I'm new to Neo4j, and have been using Spark for ETL.
I have been playing with Neo4j Community version for the past two weeks. However, when the nodes reach 1 billion nodes with multiple relationships, the query is very slow, especially in streaming applications. Therefore, our team is considering utilizing GraphX of Spark for ETL and push the sub-graph to Neo4J. Basically, we want to use graphX to process any node creation, cypher query, run graph algorithms, ML, and just push the final results/sub-graphs to Neo4j for visualization.

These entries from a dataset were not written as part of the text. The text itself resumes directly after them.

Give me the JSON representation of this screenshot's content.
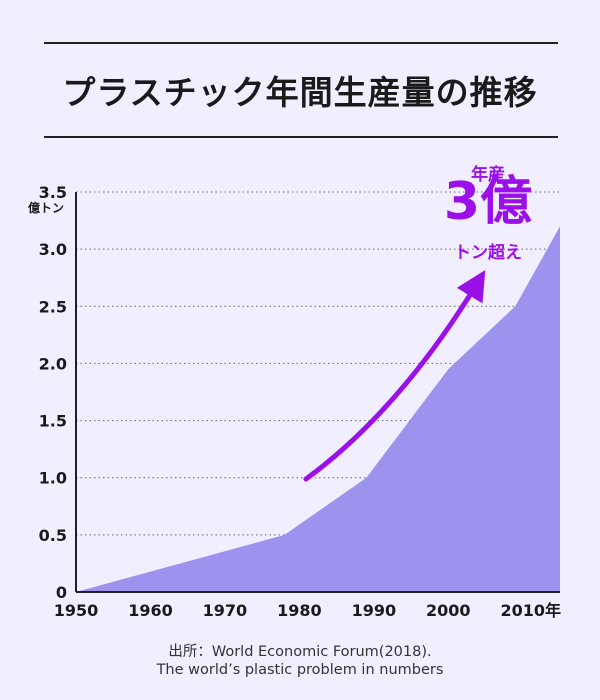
{
  "title": "プラスチック年間生産量の推移",
  "chart_data": {
    "type": "area",
    "title": "プラスチック年間生産量の推移",
    "ylabel": "億トン",
    "xlabel": "年",
    "ylim": [
      0,
      3.5
    ],
    "xlim": [
      1950,
      2015
    ],
    "x_ticks": [
      1950,
      1960,
      1970,
      1980,
      1990,
      2000,
      2010
    ],
    "x_tick_labels": [
      "1950",
      "1960",
      "1970",
      "1980",
      "1990",
      "2000",
      "2010年"
    ],
    "y_ticks": [
      0,
      0.5,
      1.0,
      1.5,
      2.0,
      2.5,
      3.0,
      3.5
    ],
    "y_tick_labels": [
      "0",
      "0.5",
      "1.0",
      "1.5",
      "2.0",
      "2.5",
      "3.0",
      "3.5"
    ],
    "grid": true,
    "x": [
      1950,
      1978,
      1989,
      2000,
      2009,
      2015
    ],
    "values": [
      0,
      0.5,
      1.0,
      1.95,
      2.5,
      3.2
    ],
    "color": "#9d93ee",
    "arrow_color": "#9b10e8",
    "annotation": {
      "top": "年産",
      "main": "3億",
      "bottom": "トン超え"
    }
  },
  "source": {
    "line1": "出所：World Economic Forum(2018).",
    "line2": "The world’s plastic problem in numbers"
  }
}
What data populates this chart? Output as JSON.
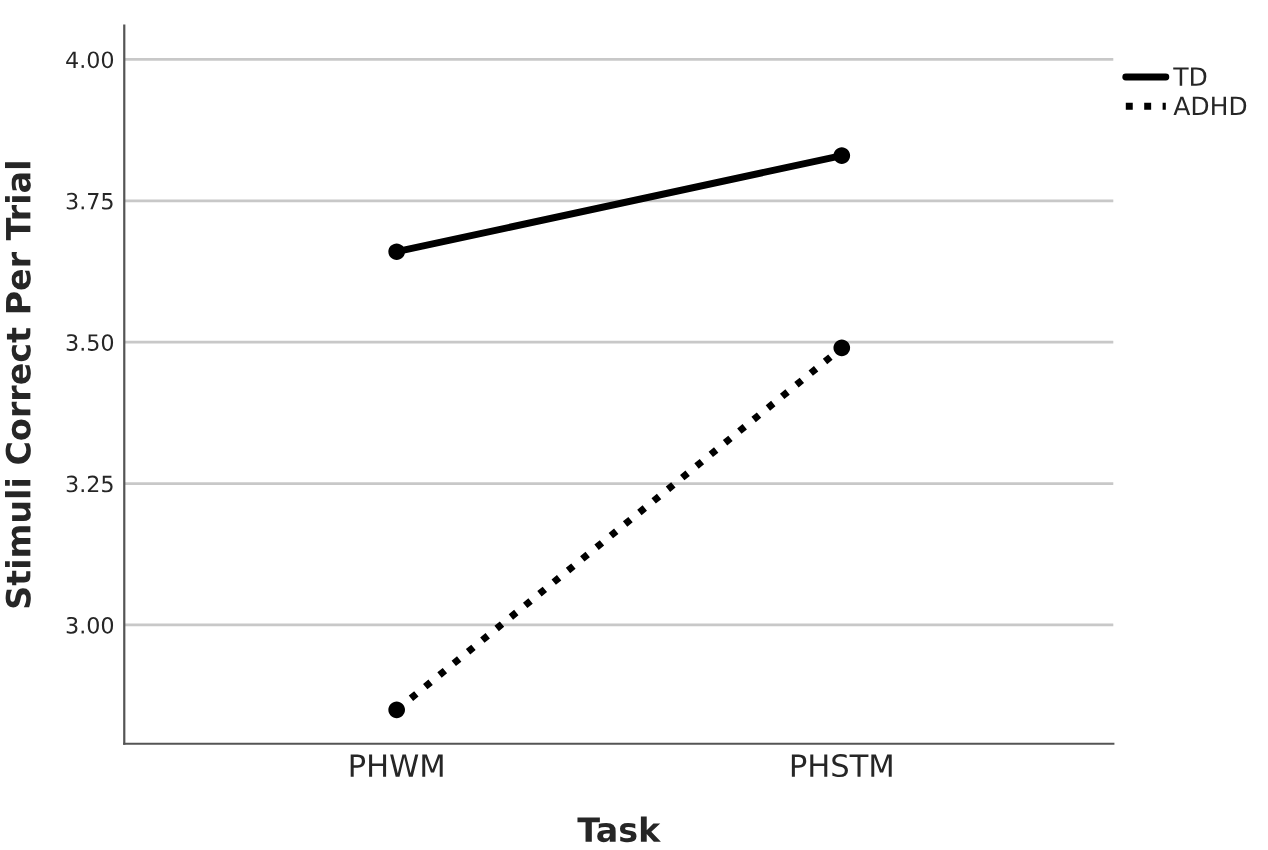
{
  "chart_data": {
    "type": "line",
    "xlabel": "Task",
    "ylabel": "Stimuli Correct Per Trial",
    "categories": [
      "PHWM",
      "PHSTM"
    ],
    "series": [
      {
        "name": "TD",
        "color": "#000000",
        "values": [
          3.66,
          3.83
        ],
        "line_style": "solid"
      },
      {
        "name": "ADHD",
        "color": "#000000",
        "values": [
          2.85,
          3.49
        ],
        "line_style": "dotted"
      }
    ],
    "ylim": [
      2.79,
      4.06
    ],
    "yticks": [
      {
        "value": 3.0,
        "label": "3.00"
      },
      {
        "value": 3.25,
        "label": "3.25"
      },
      {
        "value": 3.5,
        "label": "3.50"
      },
      {
        "value": 3.75,
        "label": "3.75"
      },
      {
        "value": 4.0,
        "label": "4.00"
      }
    ],
    "grid": "y",
    "legend": "top right",
    "marker": "circle"
  }
}
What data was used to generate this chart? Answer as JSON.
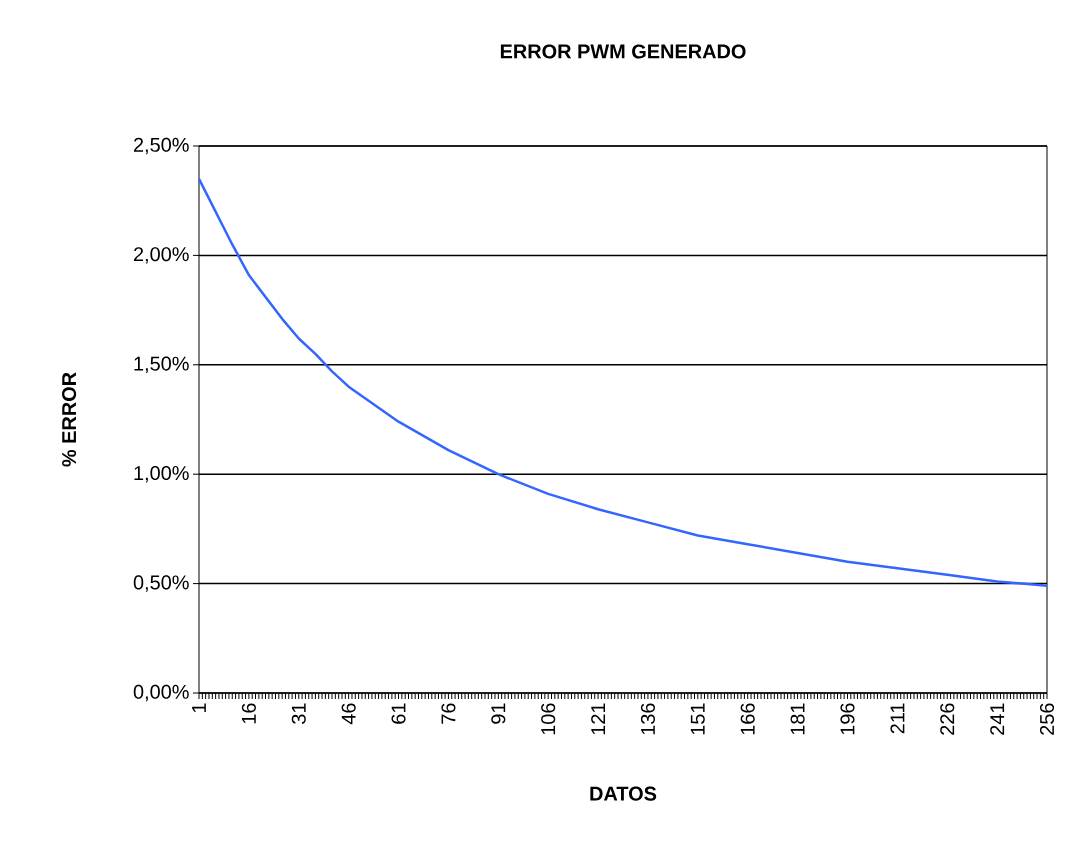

From my online research, there used to be a project called "Mazerunner", that aimed to do what I need. However, the project seemed to stop in 2015. Its usage seemed to be limited. Besides, Neo4j used to list Mazerunner on its website as one of the recommended APIs to connect Neo4j and Spark. However, that has been removed from Neo4J website, too. It seemed that Mazerunner is no longer supported. My questions are:
Is the 2015 version of Mazerunner still any good for the current Neo4J? What can I do with Mazerunner now?
Is there any other new projects similar to Mazerunner that can help me achieve my goals?
Is it recommended to use graphX for ETL and push the results to Neo4j? Is it efficient and effective?
Does GraphX have all the processing capabilities such as node creation, cypher query, run graph algorithms, ML as Neo4J?
We are considering Tiger graph, too. Would that be a good option?